One area targeted by funders and law firms alike is class actions, given the potential pay outs on offer. In August last year, the Competition Appeals Tribunal allowed a £15bn class action against MasterCard to proceed.

Ross said: “Class actions can bring big rewards for litigation funders. They allow a funder to deploy a lot of capital at once as they are expensive cases to run.
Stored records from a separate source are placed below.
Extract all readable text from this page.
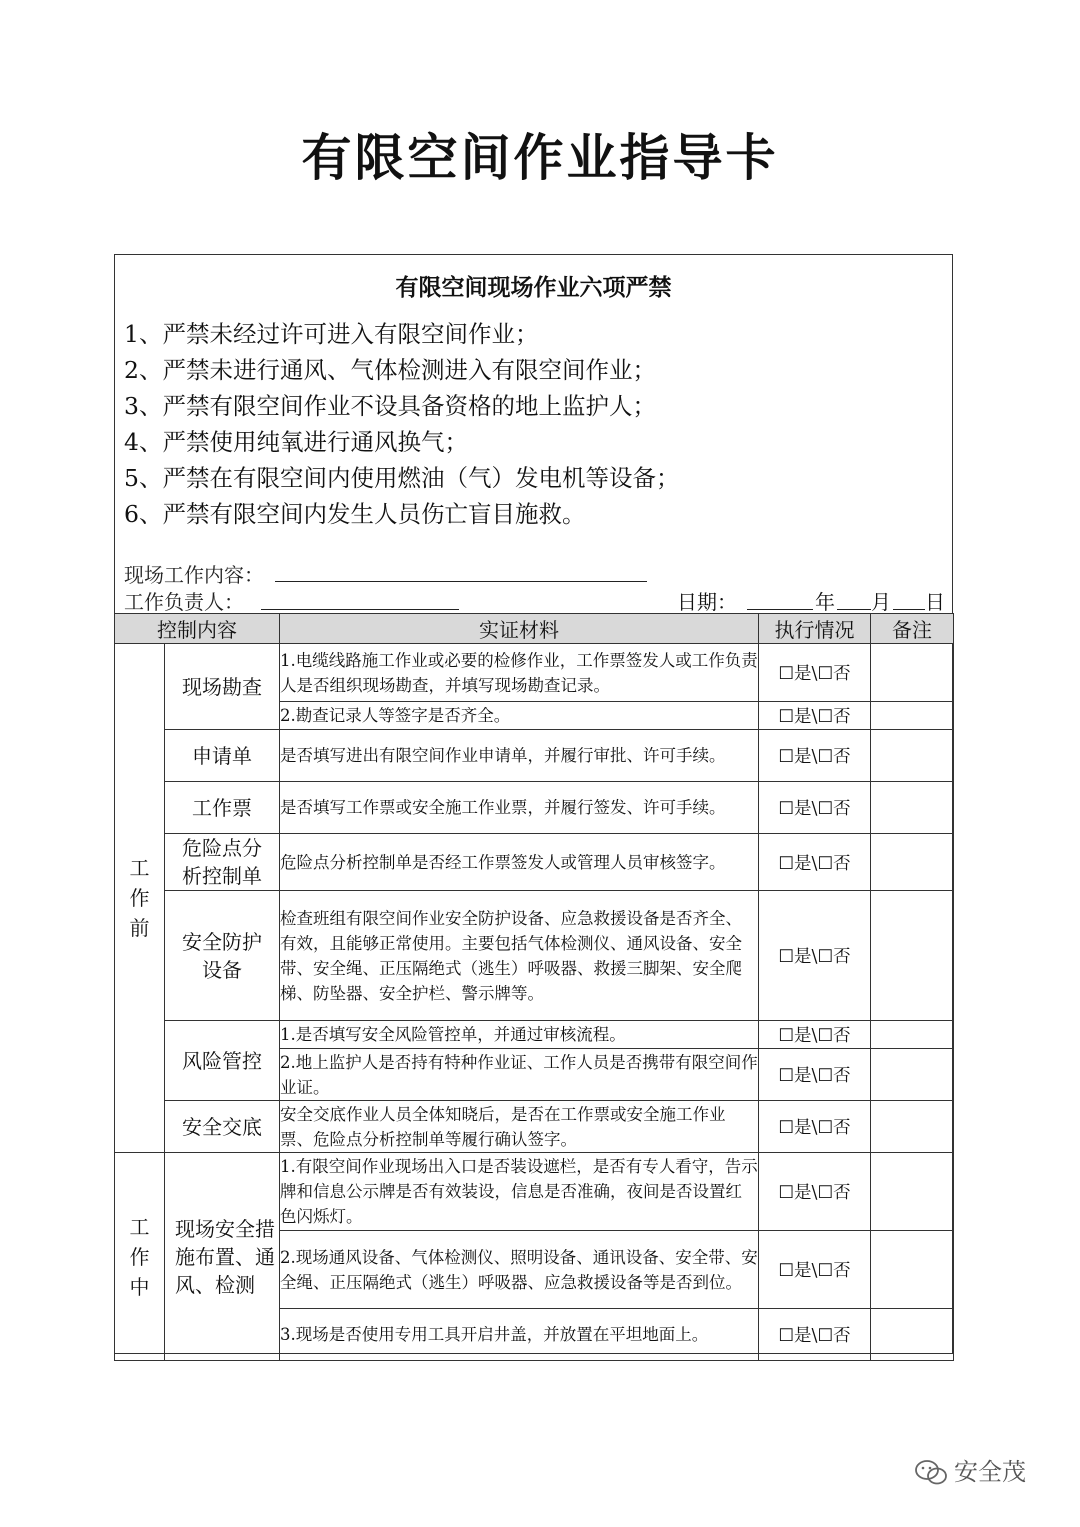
有限空间作业指导卡
有限空间现场作业六项严禁
1、严禁未经过许可进入有限空间作业；
2、严禁未进行通风、气体检测进入有限空间作业；
3、严禁有限空间作业不设具备资格的地上监护人；
4、严禁使用纯氧进行通风换气；
5、严禁在有限空间内使用燃油（气）发电机等设备；
6、严禁有限空间内发生人员伤亡盲目施救。
现场工作内容：
工作负责人：	日期：	年 月 日
控制内容		实证材料	执行情况	备注
工作前	现场勘查	1.电缆线路施工作业或必要的检修作业，工作票签发人或工作负责人是否组织现场勘查，并填写现场勘查记录。	☐是\☐否	
		2.勘查记录人等签字是否齐全。	☐是\☐否	
	申请单	是否填写进出有限空间作业申请单，并履行审批、许可手续。	☐是\☐否	
	工作票	是否填写工作票或安全施工作业票，并履行签发、许可手续。	☐是\☐否	
	危险点分析控制单	危险点分析控制单是否经工作票签发人或管理人员审核签字。	☐是\☐否	
	安全防护设备	检查班组有限空间作业安全防护设备、应急救援设备是否齐全、有效，且能够正常使用。主要包括气体检测仪、通风设备、安全带、安全绳、正压隔绝式（逃生）呼吸器、救援三脚架、安全爬梯、防坠器、安全护栏、警示牌等。	☐是\☐否	
	风险管控	1.是否填写安全风险管控单，并通过审核流程。	☐是\☐否	
		2.地上监护人是否持有特种作业证、工作人员是否携带有限空间作业证。	☐是\☐否	
	安全交底	安全交底作业人员全体知晓后，是否在工作票或安全施工作业票、危险点分析控制单等履行确认签字。	☐是\☐否	
工作中	现场安全措施布置、通风、检测	1.有限空间作业现场出入口是否装设遮栏，是否有专人看守，告示牌和信息公示牌是否有效装设，信息是否准确，夜间是否设置红色闪烁灯。	☐是\☐否	
		2.现场通风设备、气体检测仪、照明设备、通讯设备、安全带、安全绳、正压隔绝式（逃生）呼吸器、应急救援设备等是否到位。	☐是\☐否	
		3.现场是否使用专用工具开启井盖，并放置在平坦地面上。	☐是\☐否	
安全茂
Still, they can also be efficient investment vehicles because each class action can attract thousands of claimants.”

Steve Shinn, CEO at FinLegal, said many such claims were impossible to get off the ground without financing as they incurred considerable up-front costs.

“Funders must also embrace technology when financing class actions or risk-reducing the value of their returns,” Shinn said. “Opt-in claims can be expensive due to initial costs in book-building and managing hundreds, or thousands, of claimants with multiple systems that require lots of manual intervention.”

He added: “Even in opt-out claims, where the returns are better, funders are still at risk of reducing their returns by not using a holistic software solution in settlement distribution.”

Luke Harrison, a founding partner of Keidan Harrison, said: “Technological advances in the administration of class actions, via specialist software, has meant many class actions that wouldn’t otherwise have been viable are now attractive funding propositions.”

He added: “Funders are starting to see the opportunities of putting together these deals and then taking some immediate profit by selling part or all of their interest in the transaction.”

Recent research by Thomson Reuters found that FTSE 100 companies were facing a 10% increase globally in class actions compared to 2021.

John Lazar, managing director of Burford Capital’s EMEA operations, said: “We view the evolution of the class action landscape in the UK and EU as a growth opportunity, although challenges do remain – and thus far, the UK is ahead of the EU,” noting risks on jurisprudence and ensuring how funders were paid.

Investment manager Alistair Croft of Omni Bridgeway noted the UK was historically a long way behind the US and Australia in assembling collective redress claims, as well as the Netherlands, which allows class actions in most litigation and claimants to assign their claims to an SPV.

Funders, Croft said, would remain focused on ensuring tight economies of scale in book-building consumer cases.